Les festivals de musiques actuelles dans un contexte préoccupant

photo : G. Barkz / Unsplash

Des études le démontrent. La situation des festivals est préoccupante. Il en va de leur indépendance et de la diversité du paysage musical. Depuis plusieurs semaines, le Syndicat des musiques actuelles a lancé une campagne, Vous n’êtes pas là par hasard, pour rappeler l’importance de préserver la pluralité des événements et un maillage territorial.

Les festivals représentent-ils un marché juteux ? La réponse est encore nuancée. Mais à voir les grands groupes internationaux s’emparer d’événements qu’ils estiment attractifs, « il faut tirer la sonnette d’alarme »,  estime Isiah Morice, coordinateur de l’association Chauffer dans la noirceur et un des représentants normands du Syndicat des musiques actuelles. En quelques saisons, les équilibres ont en effet été bouleversés, surtout en Europe du Nord.

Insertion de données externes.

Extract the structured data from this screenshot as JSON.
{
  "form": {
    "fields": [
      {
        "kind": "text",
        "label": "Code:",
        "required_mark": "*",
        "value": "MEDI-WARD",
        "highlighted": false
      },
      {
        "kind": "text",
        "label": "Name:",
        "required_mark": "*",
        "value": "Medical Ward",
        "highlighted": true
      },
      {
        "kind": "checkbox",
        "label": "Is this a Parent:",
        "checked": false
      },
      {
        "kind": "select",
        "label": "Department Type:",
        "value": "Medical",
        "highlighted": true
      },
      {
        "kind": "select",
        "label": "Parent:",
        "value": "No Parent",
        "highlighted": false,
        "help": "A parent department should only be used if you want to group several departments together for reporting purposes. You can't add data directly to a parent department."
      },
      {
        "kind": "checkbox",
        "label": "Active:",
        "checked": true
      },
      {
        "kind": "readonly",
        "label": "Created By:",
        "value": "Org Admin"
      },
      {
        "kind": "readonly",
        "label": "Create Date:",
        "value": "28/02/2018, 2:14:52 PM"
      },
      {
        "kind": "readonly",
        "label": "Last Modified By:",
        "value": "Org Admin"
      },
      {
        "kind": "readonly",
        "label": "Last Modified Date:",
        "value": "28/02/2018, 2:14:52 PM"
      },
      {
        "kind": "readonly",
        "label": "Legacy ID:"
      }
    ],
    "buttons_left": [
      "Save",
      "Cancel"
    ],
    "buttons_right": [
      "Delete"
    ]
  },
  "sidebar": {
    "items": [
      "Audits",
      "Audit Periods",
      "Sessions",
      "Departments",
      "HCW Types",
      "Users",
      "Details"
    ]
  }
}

Un constat : certains festivals sont passés entre les mains de poids lourds financiers. Ces trente dernières années, le nombre de rendez-vous s’est considérablement multiplié. « En 1992, on comptait une trentaine de festivals en France, rappelle Jean-Christophe Aplincourt, directeur du 106 et de Rush à Rouen. Il y avait toujours un nid du côté de la Bretagne, une région qui a une position d’avant-garde avec l’héritage des traditions de fest-noz. Aujourd’hui, on constate un maillage du territoire et la France a rejoint l’Angleterre en terme de densité. Des festivals ont lieu dans les zones rurales. Chez nous, il y a Le Murmure du son, Ça sonne à la porte… Cela s’inscrit dans la durée. Rock in the barn va proposer sa 13e édition. C’est un signe de démocratisation de la musique. Des groupes financiers ont vu leur intérêt dans ce développement. Il y a eu un déplacement de leur intérêt de la sphère du disque vers la sphère du live. Des événements historiques sont devenus de véritables marques » tel Garorock, propriété d’une filiale de Vivendi, Olympia Production.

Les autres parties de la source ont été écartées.